Way back in 2014, we acquired a trio of chickens. Chickens don’t live that long and when the first one died, Eve decided to go out and buy three more, and so we had five. Of those five, three grew old and died and two decided to up sticks and move in with the rooster next door.
This left us with no chickens at all. Until Friday.
And now we have three again and, I’m promised, these are a bit tamer than the last lot and less inclined to climb over, under or bite through the fence that should keep them safely in their chicken run.
This weekend, I spent Saturday mainly trying to cut down a tree.
The tree in question has been here longer than we have and its higher branches are leaning over the collection of stones that we laughingly refer to as the road. It doesn’t look too bad now but, come summer when all the leaves have regrown, it does block the street somewhat. Worse, though, is when autumn comes around and the fallen leaves become a bit of a nightmare for everyone.
So down it has to come. And down most of it came on Saturday.
The tree is quite high (over 10 metres) so those higher branches are not easy to reach without help. Fortunately I did have help, and a borrowed ladder long enough to reach the top of the tree.
We started with the branches, cutting them off and then clearing them out of the way.
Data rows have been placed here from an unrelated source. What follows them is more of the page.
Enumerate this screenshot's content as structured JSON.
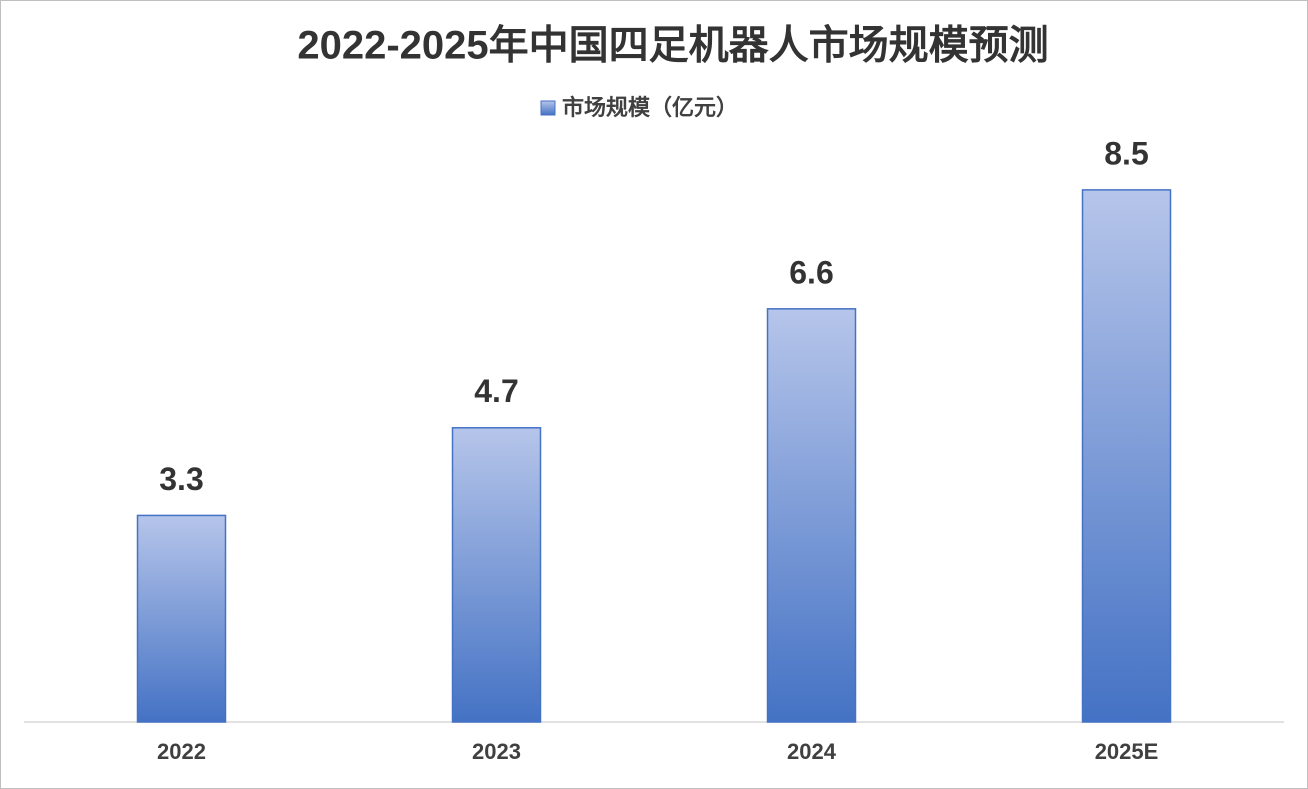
{
  "chart_data": {
    "type": "bar",
    "title": "2022-2025年中国四足机器人市场规模预测",
    "categories": [
      "2022",
      "2023",
      "2024",
      "2025E"
    ],
    "series": [
      {
        "name": "市场规模（亿元）",
        "color": "#4472c4",
        "values": [
          3.3,
          4.7,
          6.6,
          8.5
        ]
      }
    ],
    "ylim": [
      0,
      10
    ],
    "grid": false,
    "legend": "top"
  }
}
This proved to be pretty straightforward and we made progress a lot more quickly than I had expected.
Unfortunately, the trunk proved to be too much of challenge for my 40cm chainsaw blade, so the tree is still standing, silently defiant.
I’m hoping to be able to borrow a bigger chainsaw in the near future but until then, I have a whole stack of branches that need to be chopped and stacked for next winter.
In fact I have more than a single tree’s worth of branches as I also took advantage of having such a high ladder sitting around to trim back some of the previously unreachable branches on several other trees around the house.
But the logging is for the future because, having spent six hours handling a hot chainsaw, I decided I deserved to put my feet up and enjoy a cold beer before the rest of the family returned.
Today was the day that we finally decided to harvest the pumpkins. It’s not a bad haul this time around, especially when you take into account the number of times I have caught cats and/or chickens in there.
The biggest of the pumpkins weighed in at 14.35 kilos, which is impressive for me.